Just a comment, as I spent some time on this once, but it may ease things at some point to observe that the symmetric difference is just the natural field or ring operation usually signified by "+", and so it inherits all of the usual properties of that. JA

### Re: SymDiff = +

Yes I realize that.

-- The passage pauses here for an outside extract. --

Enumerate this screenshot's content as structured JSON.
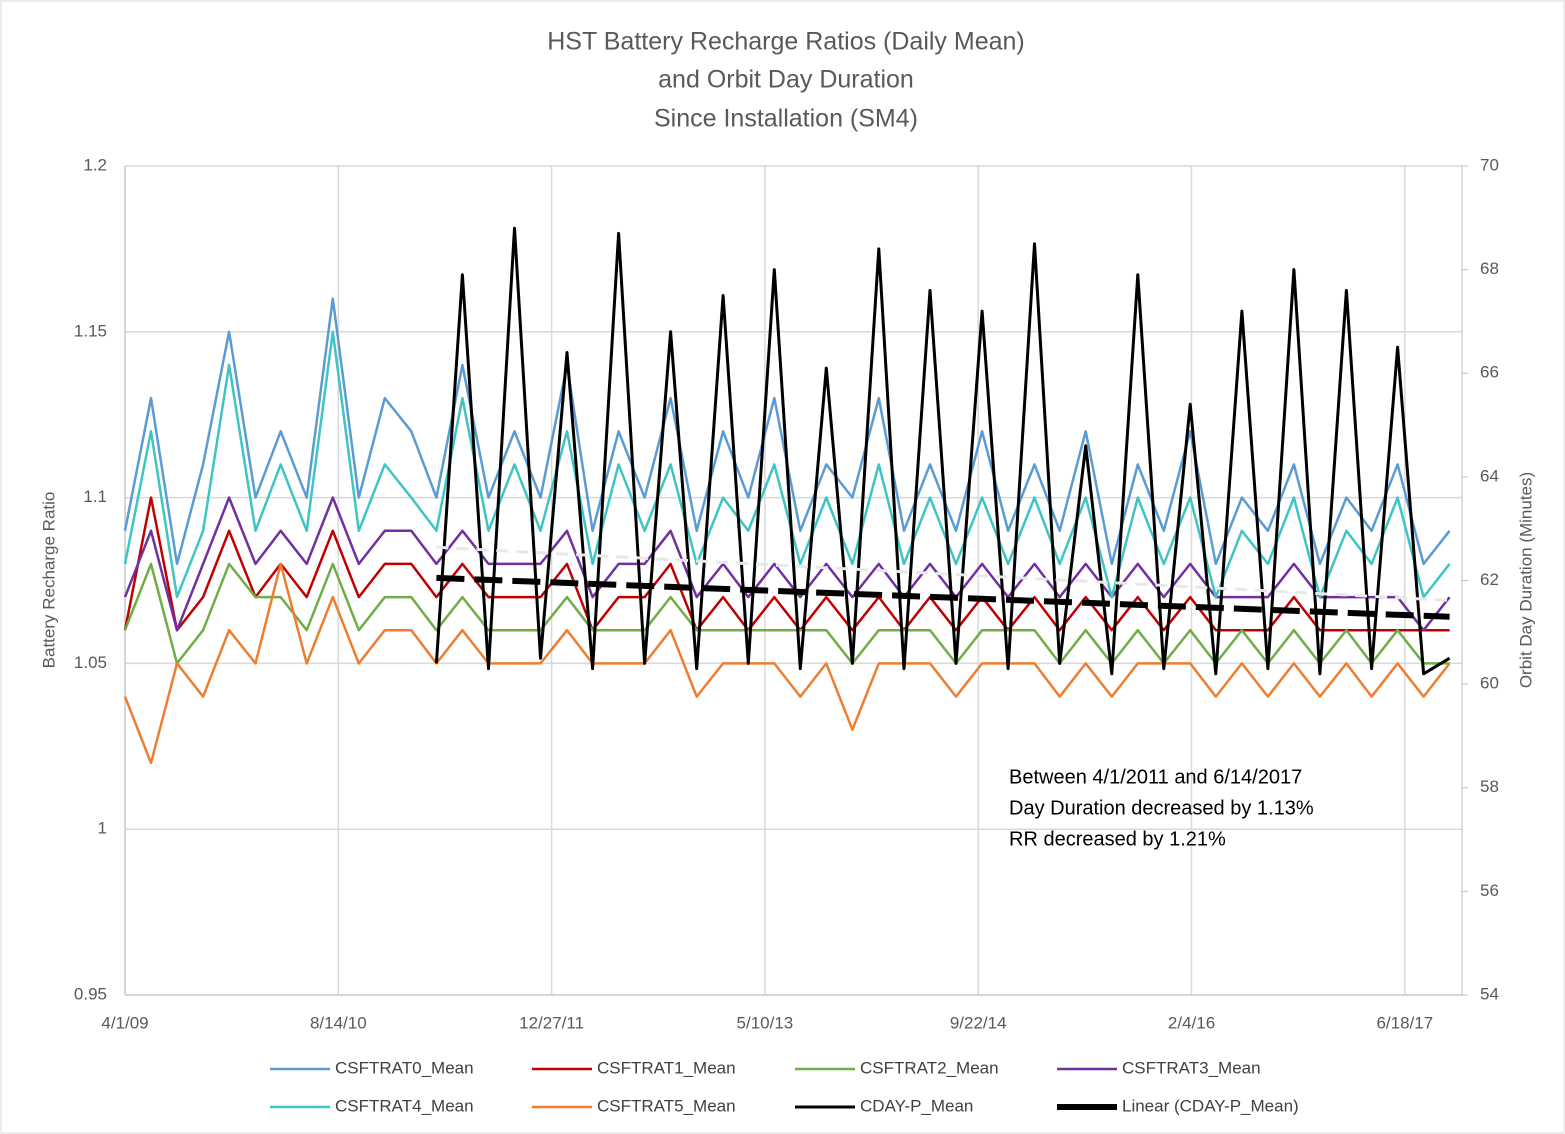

But I am not sure how that would help in proving the proposition...

### Re: SymDiff = +

There's a discussion in this old application paper of mine:

http://www.mywikibiz.com/Directory:Jon_Awbrey/Papers/Differential_Logic_...

Let B = {0, 1}

Let x_i for i = 1 to n be the characteristic functions
of the sets A_i, i = 1 to n, all subsets of universe X.

Consider the "factoring" of a proposition f : X -> B,
where f is 1 of the 2^(2^n) functions based on the x_i,
as the composite function f*(c(x)), where c : X -> B^n
is the "coding" of each x in X as an n-bit string in B^n,
and where f* is the mapping of these code n-tuples into B.

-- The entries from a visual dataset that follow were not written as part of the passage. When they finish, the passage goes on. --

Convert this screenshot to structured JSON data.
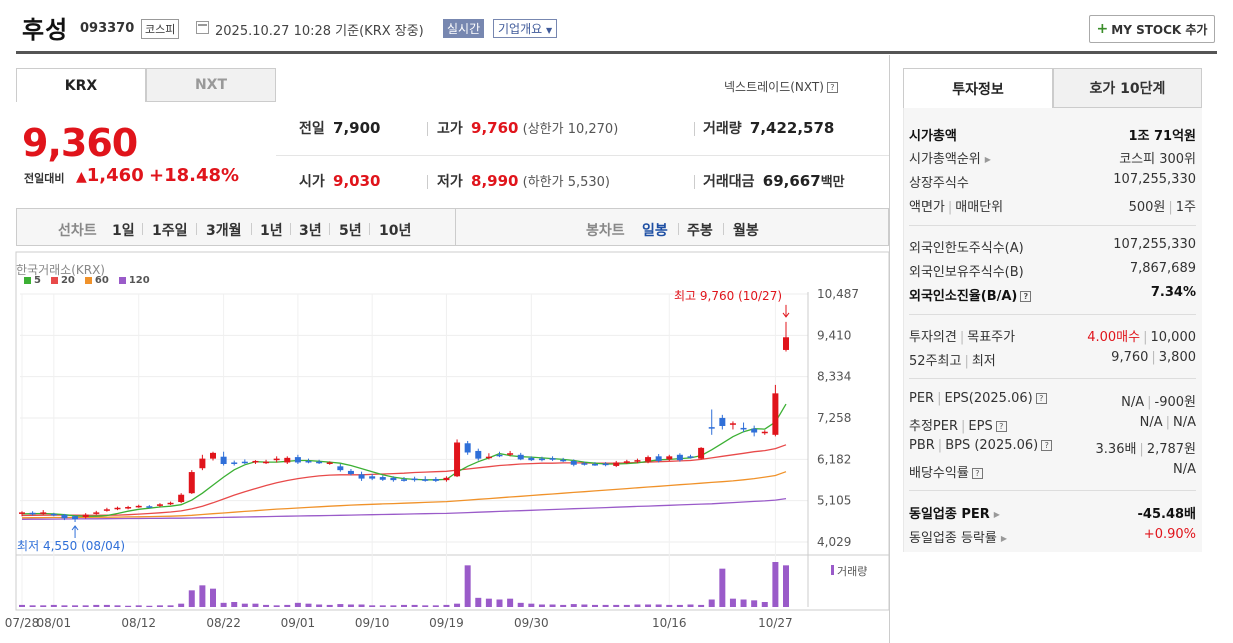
{
  "header": {
    "name": "후성",
    "code": "093370",
    "market": "코스피",
    "datetime": "2025.10.27 10:28",
    "basis": "기준(KRX 장중)",
    "realtime_badge": "실시간",
    "company_info": "기업개요",
    "mystock_label": "MY STOCK 추가"
  },
  "tabs": {
    "krx": "KRX",
    "nxt": "NXT",
    "nxt_link": "넥스트레이드(NXT)"
  },
  "price": {
    "current": "9,360",
    "prev_label": "전일대비",
    "change": "1,460",
    "change_pct": "+18.48%"
  },
  "quote": {
    "prev_close": {
      "label": "전일",
      "value": "7,900"
    },
    "high": {
      "label": "고가",
      "value": "9,760",
      "sub_label": "(상한가",
      "sub_value": "10,270)"
    },
    "volume": {
      "label": "거래량",
      "value": "7,422,578"
    },
    "open": {
      "label": "시가",
      "value": "9,030"
    },
    "low": {
      "label": "저가",
      "value": "8,990",
      "sub_label": "(하한가",
      "sub_value": "5,530)"
    },
    "amount": {
      "label": "거래대금",
      "value": "69,667",
      "unit": "백만"
    }
  },
  "period_bar": {
    "line_label": "선차트",
    "line_items": [
      "1일",
      "1주일",
      "3개월",
      "1년",
      "3년",
      "5년",
      "10년"
    ],
    "candle_label": "봉차트",
    "candle_items": [
      "일봉",
      "주봉",
      "월봉"
    ],
    "active_candle": "일봉"
  },
  "chart_data": {
    "type": "candlestick",
    "title": "한국거래소(KRX)",
    "legend": [
      {
        "name": "5",
        "color": "#3cb034"
      },
      {
        "name": "20",
        "color": "#e84a4a"
      },
      {
        "name": "60",
        "color": "#f0922a"
      },
      {
        "name": "120",
        "color": "#9a5bc9"
      }
    ],
    "y_ticks": [
      "10,487",
      "9,410",
      "8,334",
      "7,258",
      "6,182",
      "5,105",
      "4,029"
    ],
    "ylim": [
      4029,
      10487
    ],
    "x_labels": [
      "07/28",
      "08/01",
      "08/12",
      "08/22",
      "09/01",
      "09/10",
      "09/19",
      "09/30",
      "10/16",
      "10/27"
    ],
    "max_annotation": "최고 9,760 (10/27)",
    "min_annotation": "최저 4,550 (08/04)",
    "volume_label": "거래량",
    "candles": [
      {
        "o": 4780,
        "h": 4830,
        "l": 4700,
        "c": 4800,
        "up": true
      },
      {
        "o": 4790,
        "h": 4830,
        "l": 4720,
        "c": 4760,
        "up": false
      },
      {
        "o": 4780,
        "h": 4860,
        "l": 4740,
        "c": 4800,
        "up": true
      },
      {
        "o": 4760,
        "h": 4790,
        "l": 4700,
        "c": 4740,
        "up": false
      },
      {
        "o": 4740,
        "h": 4760,
        "l": 4600,
        "c": 4650,
        "up": false
      },
      {
        "o": 4700,
        "h": 4720,
        "l": 4550,
        "c": 4620,
        "up": false
      },
      {
        "o": 4680,
        "h": 4780,
        "l": 4640,
        "c": 4740,
        "up": true
      },
      {
        "o": 4780,
        "h": 4840,
        "l": 4740,
        "c": 4800,
        "up": true
      },
      {
        "o": 4860,
        "h": 4920,
        "l": 4820,
        "c": 4880,
        "up": true
      },
      {
        "o": 4900,
        "h": 4950,
        "l": 4860,
        "c": 4920,
        "up": true
      },
      {
        "o": 4920,
        "h": 4970,
        "l": 4880,
        "c": 4940,
        "up": true
      },
      {
        "o": 4960,
        "h": 5000,
        "l": 4920,
        "c": 4970,
        "up": true
      },
      {
        "o": 4960,
        "h": 4990,
        "l": 4910,
        "c": 4950,
        "up": false
      },
      {
        "o": 4970,
        "h": 5040,
        "l": 4940,
        "c": 5010,
        "up": true
      },
      {
        "o": 5020,
        "h": 5080,
        "l": 4990,
        "c": 5050,
        "up": true
      },
      {
        "o": 5070,
        "h": 5300,
        "l": 5040,
        "c": 5260,
        "up": true
      },
      {
        "o": 5300,
        "h": 5900,
        "l": 5280,
        "c": 5850,
        "up": true
      },
      {
        "o": 5950,
        "h": 6300,
        "l": 5900,
        "c": 6200,
        "up": true
      },
      {
        "o": 6200,
        "h": 6380,
        "l": 6150,
        "c": 6350,
        "up": true
      },
      {
        "o": 6250,
        "h": 6380,
        "l": 6020,
        "c": 6060,
        "up": false
      },
      {
        "o": 6100,
        "h": 6150,
        "l": 6020,
        "c": 6080,
        "up": false
      },
      {
        "o": 6120,
        "h": 6180,
        "l": 6060,
        "c": 6100,
        "up": false
      },
      {
        "o": 6100,
        "h": 6160,
        "l": 6060,
        "c": 6140,
        "up": true
      },
      {
        "o": 6100,
        "h": 6170,
        "l": 6060,
        "c": 6120,
        "up": true
      },
      {
        "o": 6160,
        "h": 6260,
        "l": 6100,
        "c": 6200,
        "up": true
      },
      {
        "o": 6100,
        "h": 6260,
        "l": 6060,
        "c": 6220,
        "up": true
      },
      {
        "o": 6240,
        "h": 6300,
        "l": 6060,
        "c": 6100,
        "up": false
      },
      {
        "o": 6140,
        "h": 6200,
        "l": 6080,
        "c": 6100,
        "up": false
      },
      {
        "o": 6120,
        "h": 6170,
        "l": 6060,
        "c": 6080,
        "up": false
      },
      {
        "o": 6090,
        "h": 6130,
        "l": 6040,
        "c": 6100,
        "up": true
      },
      {
        "o": 6000,
        "h": 6060,
        "l": 5860,
        "c": 5900,
        "up": false
      },
      {
        "o": 5880,
        "h": 5930,
        "l": 5760,
        "c": 5800,
        "up": false
      },
      {
        "o": 5790,
        "h": 5860,
        "l": 5620,
        "c": 5680,
        "up": false
      },
      {
        "o": 5740,
        "h": 5800,
        "l": 5640,
        "c": 5680,
        "up": false
      },
      {
        "o": 5720,
        "h": 5760,
        "l": 5620,
        "c": 5650,
        "up": false
      },
      {
        "o": 5700,
        "h": 5740,
        "l": 5600,
        "c": 5640,
        "up": false
      },
      {
        "o": 5660,
        "h": 5720,
        "l": 5600,
        "c": 5660,
        "up": false
      },
      {
        "o": 5680,
        "h": 5730,
        "l": 5600,
        "c": 5640,
        "up": false
      },
      {
        "o": 5650,
        "h": 5740,
        "l": 5600,
        "c": 5660,
        "up": false
      },
      {
        "o": 5670,
        "h": 5720,
        "l": 5590,
        "c": 5620,
        "up": false
      },
      {
        "o": 5640,
        "h": 5740,
        "l": 5600,
        "c": 5700,
        "up": true
      },
      {
        "o": 5740,
        "h": 6700,
        "l": 5720,
        "c": 6620,
        "up": true
      },
      {
        "o": 6600,
        "h": 6660,
        "l": 6300,
        "c": 6360,
        "up": false
      },
      {
        "o": 6400,
        "h": 6460,
        "l": 6150,
        "c": 6200,
        "up": false
      },
      {
        "o": 6240,
        "h": 6340,
        "l": 6180,
        "c": 6250,
        "up": true
      },
      {
        "o": 6300,
        "h": 6380,
        "l": 6240,
        "c": 6280,
        "up": false
      },
      {
        "o": 6320,
        "h": 6400,
        "l": 6260,
        "c": 6340,
        "up": true
      },
      {
        "o": 6300,
        "h": 6350,
        "l": 6160,
        "c": 6180,
        "up": false
      },
      {
        "o": 6220,
        "h": 6260,
        "l": 6140,
        "c": 6160,
        "up": false
      },
      {
        "o": 6200,
        "h": 6250,
        "l": 6130,
        "c": 6170,
        "up": false
      },
      {
        "o": 6210,
        "h": 6260,
        "l": 6140,
        "c": 6180,
        "up": false
      },
      {
        "o": 6170,
        "h": 6220,
        "l": 6110,
        "c": 6160,
        "up": false
      },
      {
        "o": 6140,
        "h": 6180,
        "l": 6000,
        "c": 6040,
        "up": false
      },
      {
        "o": 6080,
        "h": 6120,
        "l": 6020,
        "c": 6060,
        "up": false
      },
      {
        "o": 6060,
        "h": 6110,
        "l": 6010,
        "c": 6050,
        "up": false
      },
      {
        "o": 6070,
        "h": 6110,
        "l": 6000,
        "c": 6030,
        "up": false
      },
      {
        "o": 6010,
        "h": 6140,
        "l": 5980,
        "c": 6100,
        "up": true
      },
      {
        "o": 6100,
        "h": 6170,
        "l": 6060,
        "c": 6130,
        "up": true
      },
      {
        "o": 6140,
        "h": 6200,
        "l": 6080,
        "c": 6160,
        "up": true
      },
      {
        "o": 6120,
        "h": 6280,
        "l": 6080,
        "c": 6240,
        "up": true
      },
      {
        "o": 6260,
        "h": 6320,
        "l": 6100,
        "c": 6140,
        "up": false
      },
      {
        "o": 6180,
        "h": 6300,
        "l": 6140,
        "c": 6260,
        "up": true
      },
      {
        "o": 6300,
        "h": 6340,
        "l": 6120,
        "c": 6160,
        "up": false
      },
      {
        "o": 6250,
        "h": 6300,
        "l": 6200,
        "c": 6260,
        "up": false
      },
      {
        "o": 6200,
        "h": 6500,
        "l": 6180,
        "c": 6480,
        "up": true
      },
      {
        "o": 7000,
        "h": 7480,
        "l": 6820,
        "c": 7020,
        "up": false
      },
      {
        "o": 7260,
        "h": 7340,
        "l": 6960,
        "c": 7050,
        "up": false
      },
      {
        "o": 7100,
        "h": 7170,
        "l": 6960,
        "c": 7120,
        "up": true
      },
      {
        "o": 7000,
        "h": 7140,
        "l": 6890,
        "c": 6960,
        "up": false
      },
      {
        "o": 6980,
        "h": 7060,
        "l": 6780,
        "c": 6880,
        "up": false
      },
      {
        "o": 6880,
        "h": 6940,
        "l": 6820,
        "c": 6900,
        "up": true
      },
      {
        "o": 6820,
        "h": 8120,
        "l": 6780,
        "c": 7900,
        "up": true
      },
      {
        "o": 9030,
        "h": 9760,
        "l": 8990,
        "c": 9360,
        "up": true
      }
    ],
    "ma5": [
      4760,
      4765,
      4770,
      4760,
      4740,
      4710,
      4700,
      4700,
      4720,
      4770,
      4830,
      4880,
      4910,
      4940,
      4960,
      5000,
      5120,
      5300,
      5510,
      5720,
      5910,
      6040,
      6120,
      6110,
      6110,
      6130,
      6150,
      6150,
      6130,
      6110,
      6080,
      6020,
      5940,
      5860,
      5780,
      5720,
      5680,
      5660,
      5650,
      5650,
      5660,
      5850,
      6000,
      6120,
      6220,
      6330,
      6280,
      6250,
      6240,
      6220,
      6200,
      6180,
      6150,
      6110,
      6080,
      6060,
      6060,
      6070,
      6090,
      6130,
      6170,
      6180,
      6200,
      6220,
      6280,
      6430,
      6600,
      6770,
      6900,
      6980,
      6970,
      7150,
      7620
    ],
    "ma20": [
      4720,
      4725,
      4728,
      4730,
      4730,
      4728,
      4725,
      4724,
      4726,
      4730,
      4740,
      4755,
      4770,
      4790,
      4810,
      4840,
      4890,
      4960,
      5050,
      5150,
      5250,
      5340,
      5420,
      5500,
      5570,
      5630,
      5680,
      5720,
      5750,
      5770,
      5780,
      5780,
      5780,
      5790,
      5800,
      5810,
      5820,
      5840,
      5850,
      5860,
      5870,
      5900,
      5930,
      5960,
      5990,
      6020,
      6040,
      6060,
      6070,
      6080,
      6080,
      6090,
      6090,
      6090,
      6080,
      6080,
      6080,
      6090,
      6100,
      6110,
      6120,
      6130,
      6140,
      6150,
      6180,
      6220,
      6260,
      6300,
      6340,
      6380,
      6410,
      6460,
      6560
    ],
    "ma60": [
      4660,
      4662,
      4664,
      4666,
      4668,
      4670,
      4672,
      4674,
      4676,
      4678,
      4682,
      4686,
      4690,
      4695,
      4700,
      4710,
      4725,
      4745,
      4765,
      4785,
      4805,
      4825,
      4845,
      4865,
      4885,
      4900,
      4915,
      4930,
      4945,
      4960,
      4975,
      4990,
      5000,
      5010,
      5020,
      5030,
      5040,
      5050,
      5060,
      5070,
      5080,
      5100,
      5120,
      5140,
      5160,
      5180,
      5200,
      5220,
      5240,
      5260,
      5280,
      5300,
      5320,
      5340,
      5360,
      5380,
      5400,
      5420,
      5440,
      5460,
      5480,
      5500,
      5520,
      5540,
      5560,
      5580,
      5600,
      5620,
      5650,
      5680,
      5720,
      5760,
      5860
    ],
    "ma120": [
      4620,
      4622,
      4624,
      4626,
      4628,
      4630,
      4632,
      4634,
      4636,
      4638,
      4640,
      4642,
      4644,
      4646,
      4648,
      4650,
      4655,
      4660,
      4665,
      4670,
      4675,
      4680,
      4685,
      4690,
      4695,
      4700,
      4705,
      4710,
      4715,
      4720,
      4725,
      4730,
      4735,
      4740,
      4745,
      4750,
      4755,
      4760,
      4765,
      4770,
      4775,
      4785,
      4795,
      4805,
      4815,
      4825,
      4835,
      4845,
      4855,
      4865,
      4875,
      4885,
      4895,
      4905,
      4915,
      4925,
      4935,
      4945,
      4955,
      4965,
      4975,
      4985,
      4995,
      5005,
      5015,
      5025,
      5040,
      5055,
      5070,
      5085,
      5100,
      5120,
      5160
    ],
    "volumes": [
      5,
      4,
      4,
      5,
      4,
      4,
      4,
      5,
      5,
      4,
      3,
      4,
      3,
      4,
      4,
      8,
      40,
      52,
      44,
      10,
      12,
      8,
      8,
      5,
      4,
      5,
      10,
      8,
      6,
      5,
      7,
      6,
      6,
      4,
      4,
      4,
      5,
      5,
      4,
      4,
      5,
      8,
      100,
      22,
      20,
      18,
      20,
      10,
      8,
      6,
      6,
      5,
      7,
      6,
      5,
      5,
      5,
      5,
      6,
      6,
      6,
      5,
      5,
      6,
      5,
      18,
      92,
      20,
      18,
      16,
      12,
      108,
      100
    ]
  },
  "right_tabs": {
    "info": "투자정보",
    "hoga": "호가 10단계"
  },
  "invest": {
    "market_cap": {
      "label": "시가총액",
      "value": "1조 71억원"
    },
    "cap_rank": {
      "label": "시가총액순위",
      "value": "코스피 300위"
    },
    "shares": {
      "label": "상장주식수",
      "value": "107,255,330"
    },
    "par": {
      "label": "액면가",
      "label2": "매매단위",
      "value": "500원",
      "value2": "1주"
    },
    "foreign_limit": {
      "label": "외국인한도주식수(A)",
      "value": "107,255,330"
    },
    "foreign_hold": {
      "label": "외국인보유주식수(B)",
      "value": "7,867,689"
    },
    "foreign_ratio": {
      "label": "외국인소진율(B/A)",
      "value": "7.34%"
    },
    "opinion": {
      "label": "투자의견",
      "label2": "목표주가",
      "value": "4.00매수",
      "value2": "10,000"
    },
    "week52": {
      "label": "52주최고",
      "label2": "최저",
      "value": "9,760",
      "value2": "3,800"
    },
    "per": {
      "label": "PER",
      "label2": "EPS(2025.06)",
      "value": "N/A",
      "value2": "-900원"
    },
    "est_per": {
      "label": "추정PER",
      "label2": "EPS",
      "value": "N/A",
      "value2": "N/A"
    },
    "pbr": {
      "label": "PBR",
      "label2": "BPS (2025.06)",
      "value": "3.36배",
      "value2": "2,787원"
    },
    "dividend": {
      "label": "배당수익률",
      "value": "N/A"
    },
    "sector_per": {
      "label": "동일업종 PER",
      "value": "-45.48배"
    },
    "sector_rate": {
      "label": "동일업종 등락률",
      "value": "+0.90%"
    }
  }
}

............ X ... f ... B
............. o-------->o
.............. \ ..... ^
{x_1, ..., x_n) \ ... / f*
................ \ . /
................. v /
.................. o
................. B^n

There are 2^n linear functions h : B^n -> B,
with (n choose k) linear functions of rank k,
for k = 0 to n.

These linear functions are the same things as the
symmmetric differences of rank k, for k = 0 to n.

A typical one can be written as a k-fold sum,
x_i_1 + x_1_2 + ... x_i_(k-1) + x_i_k, where
"+" signifies the GF(2) addition, also known
as exclusive disjunction (XOR) or Sym.Diff.

I hope I got this right -- it's been a while.
(You may have to insert leading spaces into
the diagram in order to make it display right.)